Calculating the volume of the stock acid required can be done using the formula below.

#### Cs = CrVr m.mass / 10pd

Where Cs = volume of stock solution
Cr = required conc.
Vr = required volume of standard solution
P = % by mass of the acid
d = specific gravity of the acid
m.mass = molar mass of acid
Example
How can you prepare 500cm^3 of 0.23M H2SO4? When the acid has the following specifications; m.mass 98g/mole, %by mass = 98%, and specific gravity ≈ 1.80

#### Solution

The volume of stock acid required to prepare 500cm3 of 0.23M H2SO4 can be calculated using the formula.

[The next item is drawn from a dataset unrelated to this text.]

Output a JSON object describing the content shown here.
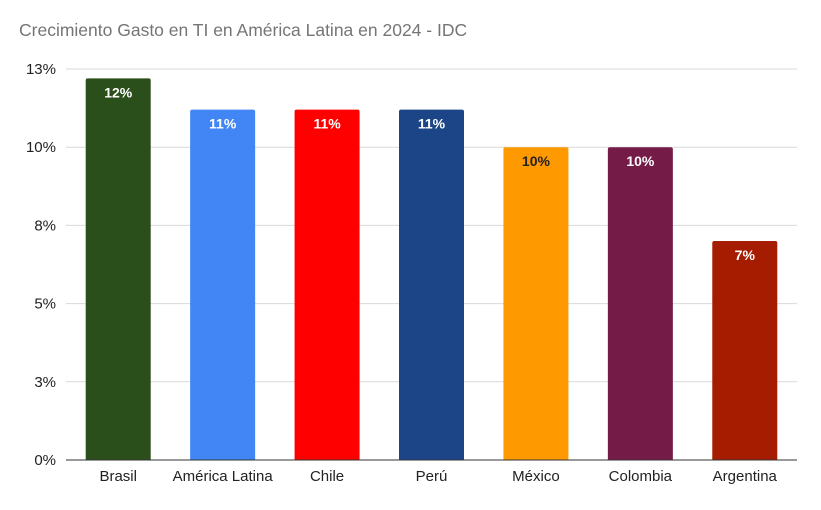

#### Vs = 0.23 x 500 x 98 / 96

Vs = 0.0064dm^3
1dm3 ≈ 1000cm^3
0.0064dm3 = xcm^3

x = 0.0064dm^3 1000cm^3 / 1dm^3

Vs= 6.4cm^3

Therefore, measure 6.4cm3 of stock (acid) into a beaker containing 30cm3 of distilled water. Transfer the resulting solution into 500cm3 volumetric flasks and fill to mark with distilled water. In some cases, you will be asked to prepare a standard solution in which its concentration is expressed in g/dm3 from a liquid substance. In such cases, the given conc. in g/dm3 must first be converted to mol/dm3, followed by calculation of the volume of stock solution required for the preparation using normal formula.
Example
How can you prepare 300cm3 18.2g/dm3 of HNO3?

(m.mass =63g/mole)

#### Solution

It is not convenient to weigh liquid substances; therefore, conversion of a unit of
expression from g/dm3 to mol/dm3 is necessary.

#### Conc. in mol/dm^3 = (18.2g/dm^3) / (63g/mole)

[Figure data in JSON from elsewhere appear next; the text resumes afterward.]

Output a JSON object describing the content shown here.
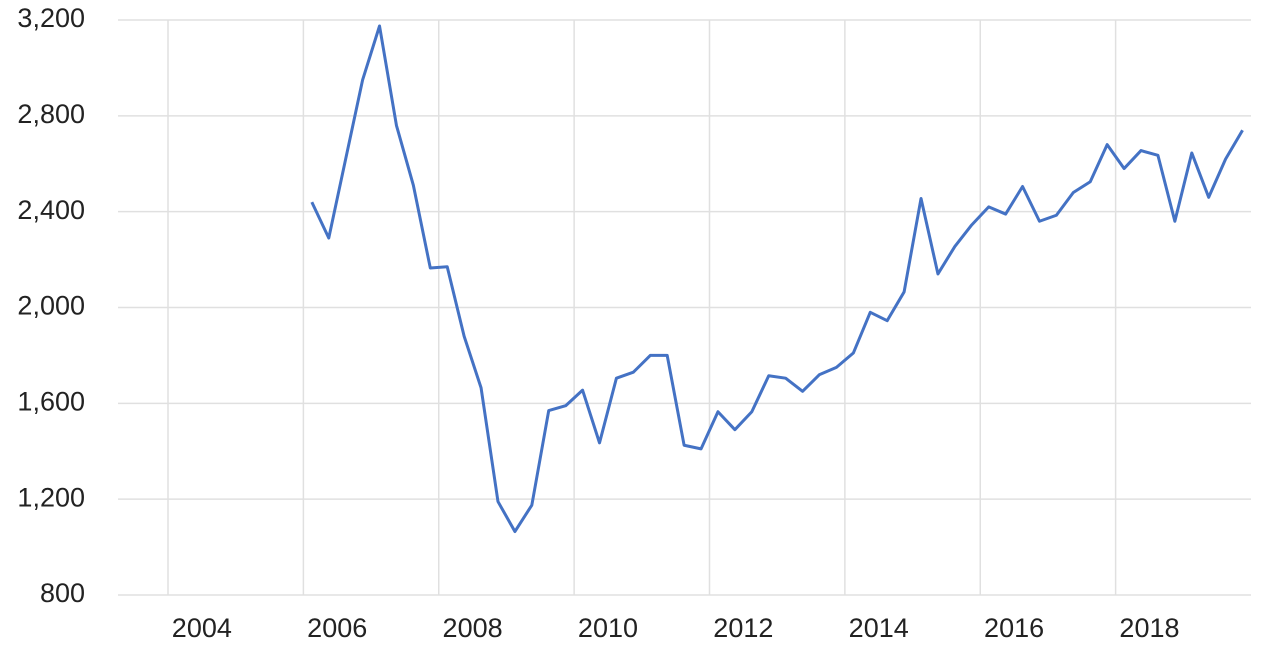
{
  "chart_data": {
    "type": "line",
    "x": [
      2006.125,
      2006.375,
      2006.625,
      2006.875,
      2007.125,
      2007.375,
      2007.625,
      2007.875,
      2008.125,
      2008.375,
      2008.625,
      2008.875,
      2009.125,
      2009.375,
      2009.625,
      2009.875,
      2010.125,
      2010.375,
      2010.625,
      2010.875,
      2011.125,
      2011.375,
      2011.625,
      2011.875,
      2012.125,
      2012.375,
      2012.625,
      2012.875,
      2013.125,
      2013.375,
      2013.625,
      2013.875,
      2014.125,
      2014.375,
      2014.625,
      2014.875,
      2015.125,
      2015.375,
      2015.625,
      2015.875,
      2016.125,
      2016.375,
      2016.625,
      2016.875,
      2017.125,
      2017.375,
      2017.625,
      2017.875,
      2018.125,
      2018.375,
      2018.625,
      2018.875,
      2019.125,
      2019.375,
      2019.625,
      2019.875
    ],
    "series": [
      {
        "color": "#4472c4",
        "values": [
          2440,
          2290,
          2620,
          2950,
          3175,
          2760,
          2510,
          2165,
          2170,
          1880,
          1665,
          1190,
          1065,
          1175,
          1570,
          1590,
          1655,
          1435,
          1705,
          1730,
          1800,
          1800,
          1425,
          1410,
          1565,
          1490,
          1565,
          1715,
          1705,
          1650,
          1720,
          1750,
          1810,
          1980,
          1945,
          2065,
          2455,
          2140,
          2255,
          2345,
          2420,
          2390,
          2505,
          2360,
          2385,
          2480,
          2525,
          2680,
          2580,
          2655,
          2635,
          2360,
          2645,
          2460,
          2620,
          2740
        ]
      }
    ],
    "xlim": [
      2004,
      2020
    ],
    "xticks": [
      2004,
      2006,
      2008,
      2010,
      2012,
      2014,
      2016,
      2018
    ],
    "ylim": [
      800,
      3200
    ],
    "yticks": [
      800,
      {
        "value": 1200,
        "label": "1,200"
      },
      {
        "value": 1600,
        "label": "1,600"
      },
      {
        "value": 2000,
        "label": "2,000"
      },
      {
        "value": 2400,
        "label": "2,400"
      },
      {
        "value": 2800,
        "label": "2,800"
      },
      {
        "value": 3200,
        "label": "3,200"
      }
    ],
    "grid": true
  }
}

= 0.2889mol/dm3≈ 0.29mol/dm3

:. 300cm3 of 18.2g/dm3 of HNO3 is equivalent to300cm3 0.29mol/dm3of HNO3.
Now, how to prepare 300cm3 of 0.29mol/dm3.

#### Vs = CrVr m.m / 10pd

where Vr = 300cm^3 = 0.3dm^3

#### Vs = (0.29Mx0.3dm x63g/mole) / (10x70x1.41)

Vs = 0.0056dm3 ≈5.6cm3

Therefore, measure 5.6cm3 of conc. HNO3 into 30cm3 of distilled water in a beaker. Transfer the resulting solution into 300cm3 volumetric flasks and fill to mark with distilled water, now you have 300cm3 18.2g/dm3 of HNO3 solution.